Wir wollten natürlich auch testen, wie schnell der e-Niro an High-Performance-Chargern laden kann. In der Schweiz an einem Gofast Charger saugte das Auto den Akku mit bis zu 77 kW voll, der Durchschnitt unserer Ladesession lag bei ca. 60 kW. Der Akku hat übrigens ein aktives Thermomanagement, er wird gekühlt, wenn er zu heiß wird und unter -10°C wird er (flüssigkeitsbasierend) gewärmt. Bequem ist übrigens der CCS-Anschluss vorne, das erleichtert die Positionierung des Fahrzeugs an der Ladesäule und auch kurze HPC-Kabel können einfach angeschlossen werden.

Bei unseren EMC Meetings in Wien, Salzburg, Zürich, Tirol, und Niederösterreich konnte der e-Niro ausgiebig von unseren EMC Mitgliedern und anderen Elektromobilitätsinteressierten getestet werden. Das Feedback war durchwegs positiv. Das Auto gefällt, es fährt sich gut, es ist geräumig und der Preis in Relation zur hohen Reichweite findet Gefallen.

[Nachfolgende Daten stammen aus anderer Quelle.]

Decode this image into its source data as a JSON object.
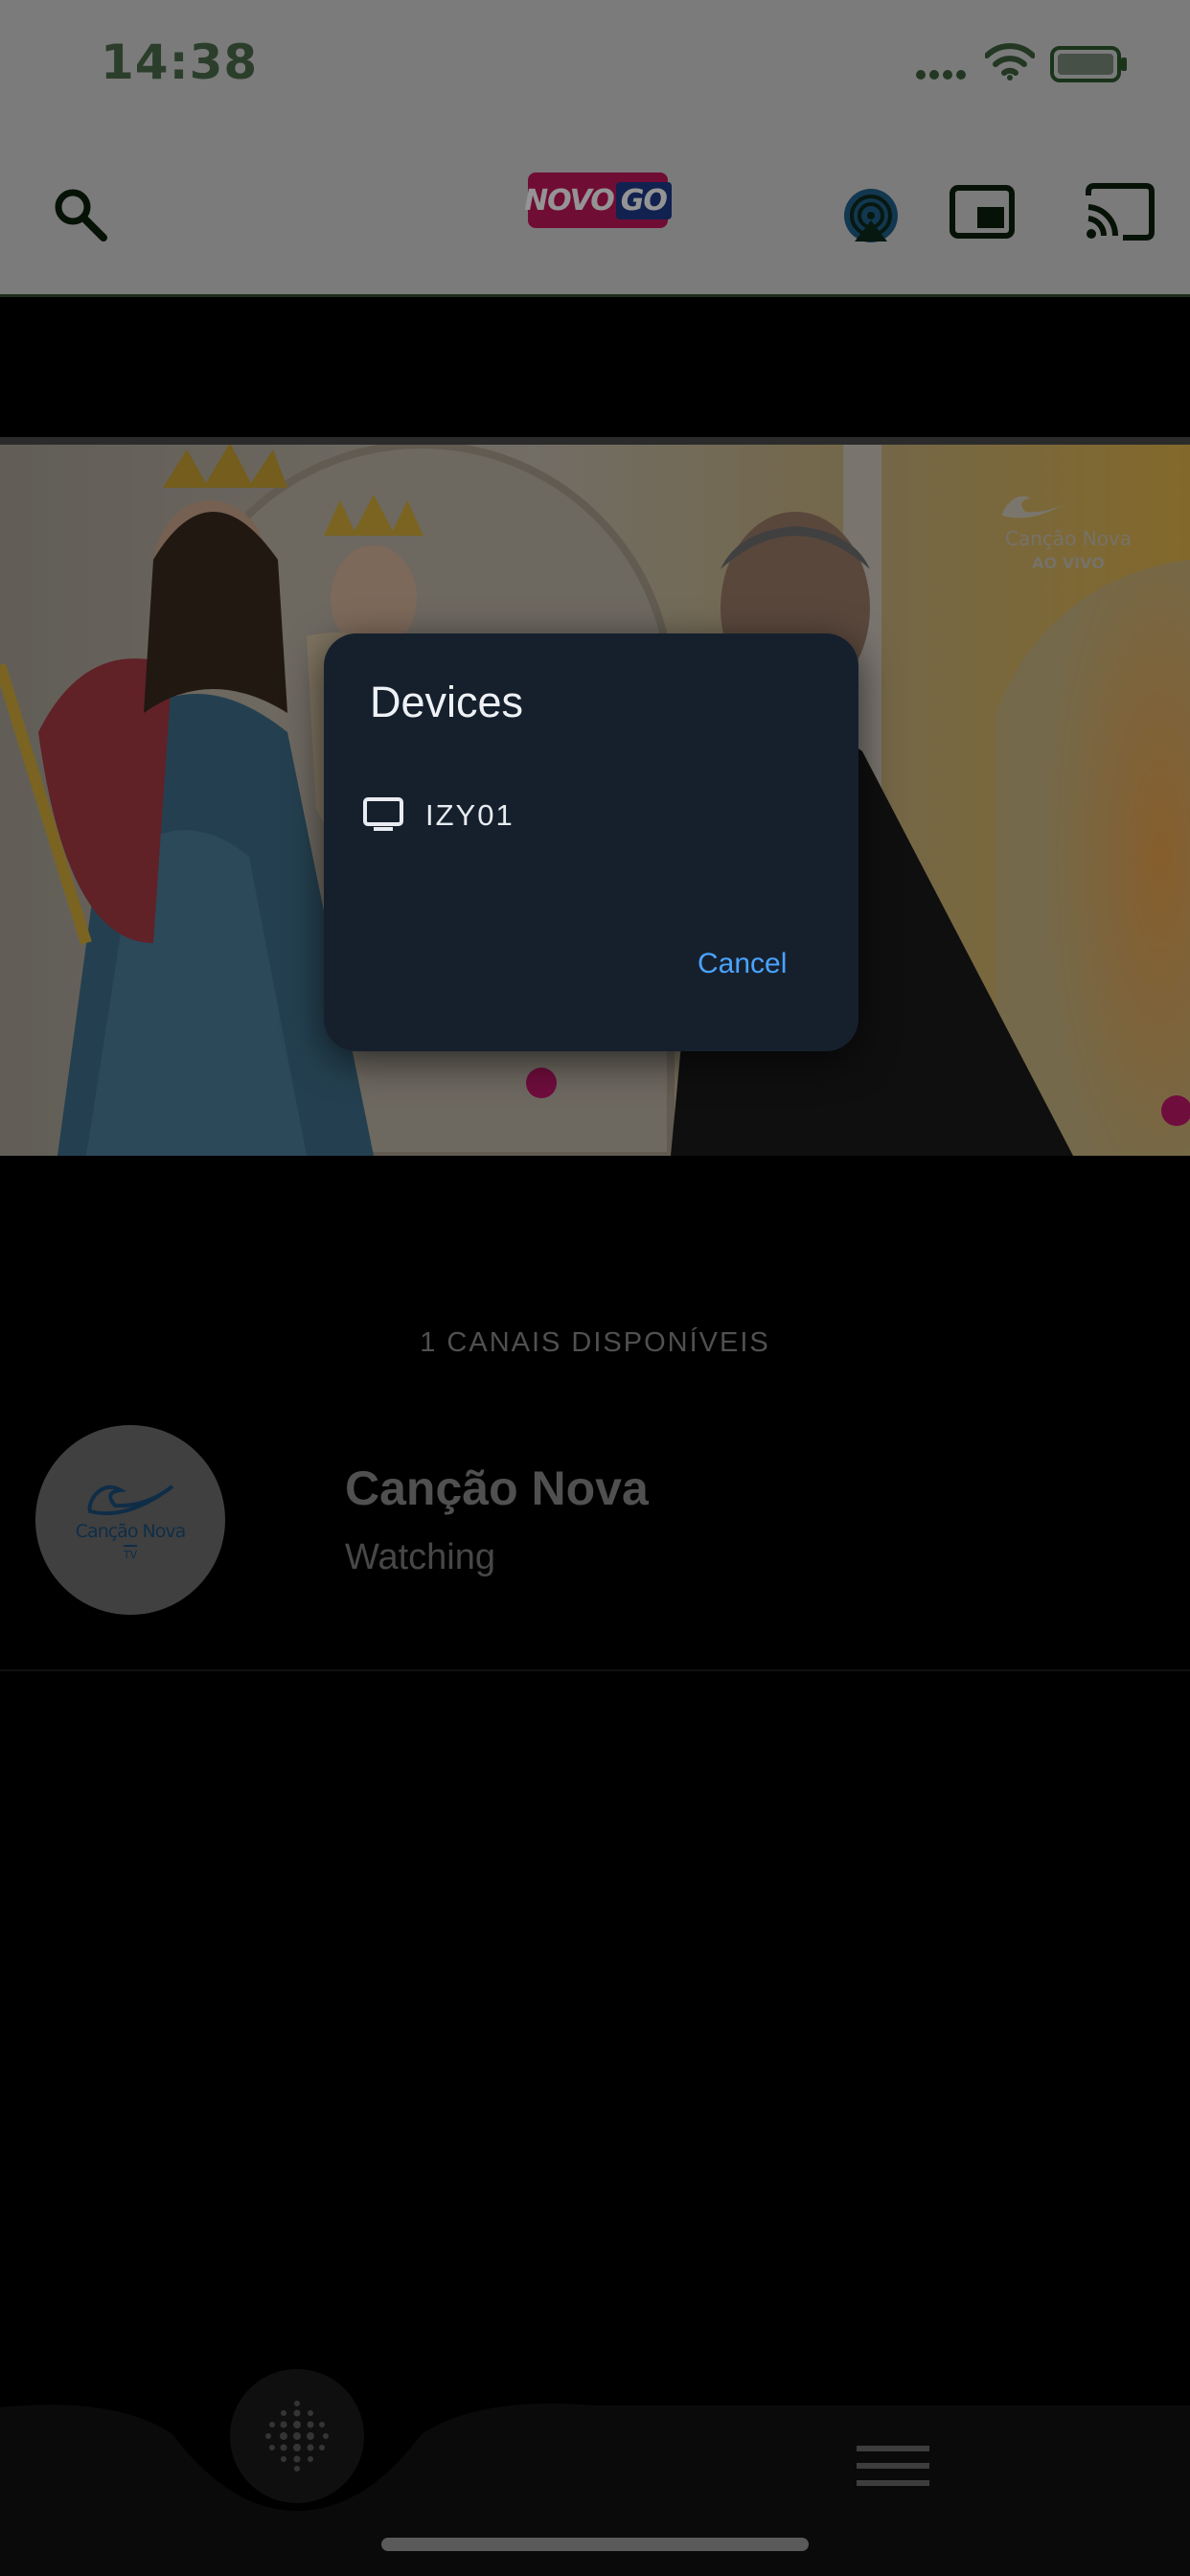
{
  "status_bar": {
    "time": "14:38",
    "icons": [
      "cellular-signal-icon",
      "wifi-icon",
      "battery-icon"
    ]
  },
  "header": {
    "brand_logo": {
      "part_a": "NOVO",
      "part_b": "GO"
    },
    "icons": [
      "search-icon",
      "airplay-icon",
      "picture-in-picture-icon",
      "cast-icon"
    ]
  },
  "video": {
    "watermark_brand": "Canção Nova",
    "watermark_live": "AO VIVO"
  },
  "channels": {
    "count_label": "1 CANAIS DISPONÍVEIS",
    "items": [
      {
        "name": "Canção Nova",
        "status": "Watching",
        "avatar_text": "Canção Nova",
        "avatar_sub": "TV"
      }
    ]
  },
  "dialog": {
    "title": "Devices",
    "devices": [
      {
        "name": "IZY01",
        "icon": "tv-icon"
      }
    ],
    "cancel_label": "Cancel"
  },
  "bottom_nav": {
    "icons": [
      "grid-dots-icon",
      "menu-icon"
    ]
  },
  "colors": {
    "header_bg": "#d4d4d4",
    "dialog_bg": "#16202d",
    "accent": "#4aa3ff",
    "brand": "#c2185b"
  }
}
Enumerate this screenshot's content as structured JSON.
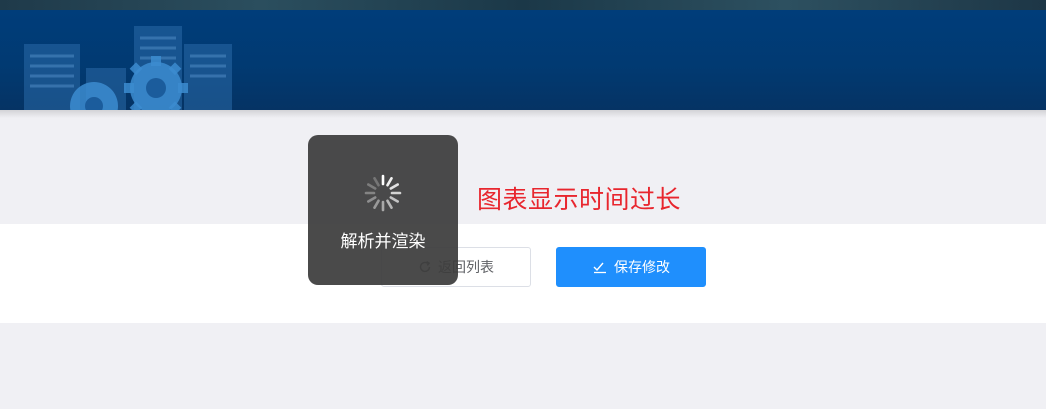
{
  "header": {
    "banner_icons": [
      "server-building-icon",
      "gear-icon"
    ],
    "background_color": "#013a72"
  },
  "message": {
    "text": "图表显示时间过长",
    "color": "#e8262e"
  },
  "actions": {
    "back_label": "返回列表",
    "back_icon": "refresh-icon",
    "save_label": "保存修改",
    "save_icon": "check-edit-icon",
    "save_color": "#1f8ffd"
  },
  "loading": {
    "text": "解析并渲染",
    "icon": "spinner-icon"
  }
}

Es gibt wenige Kritikpunkte. Der wichtigste Wermutstropfen ist die lange Lieferzeit. Wenn man jetzt bestellt, wird man das Auto wahrscheinlich heuer nicht mehr bekommen, man muss sich 12 bis 14 Monate auf die Lieferung gedulden. Leider gibt es in Europa für den e-Niro derzeit keine App, unsere von anderen Elektroautos verwöhnten Tester vermissten den Fernzugriff, insbesondere die Möglichkeit, das Auto aus der Ferne vorzuheizen. Der bloß einphasige Wechselstromlader schränkt die Ladegeschwindigkeit zu Hause oder auf öffentlichen AC-Ladesäulen deutlich ein. Der Klang aus der Soundanlage war OK, jedoch nicht im Spitzenbereich. Diese wenigen Kritikpunkte schmälerten die Begeisterung trotzdem nur wenig. Alle Testfahrer waren vom dem e-Niro sehr begeistert.

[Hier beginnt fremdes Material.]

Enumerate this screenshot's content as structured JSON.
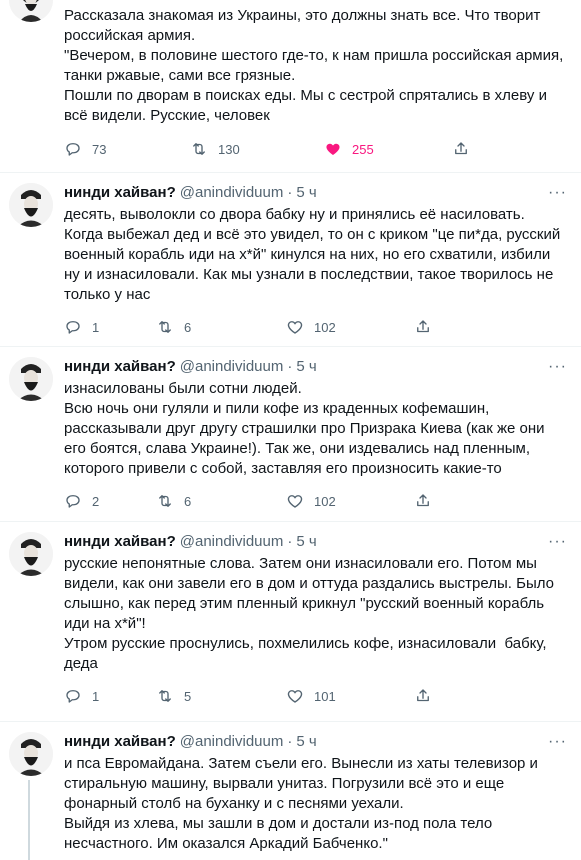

Zum Abschluss machten wir noch einmal einen Winterreichweitentest. Wir fuhren ohne Zwischenladung von Salzburg über Steyregg nach Klosterneuburg, auf besonderen Wunsch einer Mitfahrerin mit 24° Innentemperatur. Die Reichweitenanzeige bestärkte uns: auch mit 120 km/h auf der Autobahn sollte sich das ausgehen. Tatsächlich: nach 325 gefahrenen km kamen wir mit einem bequemen Polster von 35 km zu Hause an. Reichweitenprobleme im Winter? Nicht mit dem Kia e-Niro!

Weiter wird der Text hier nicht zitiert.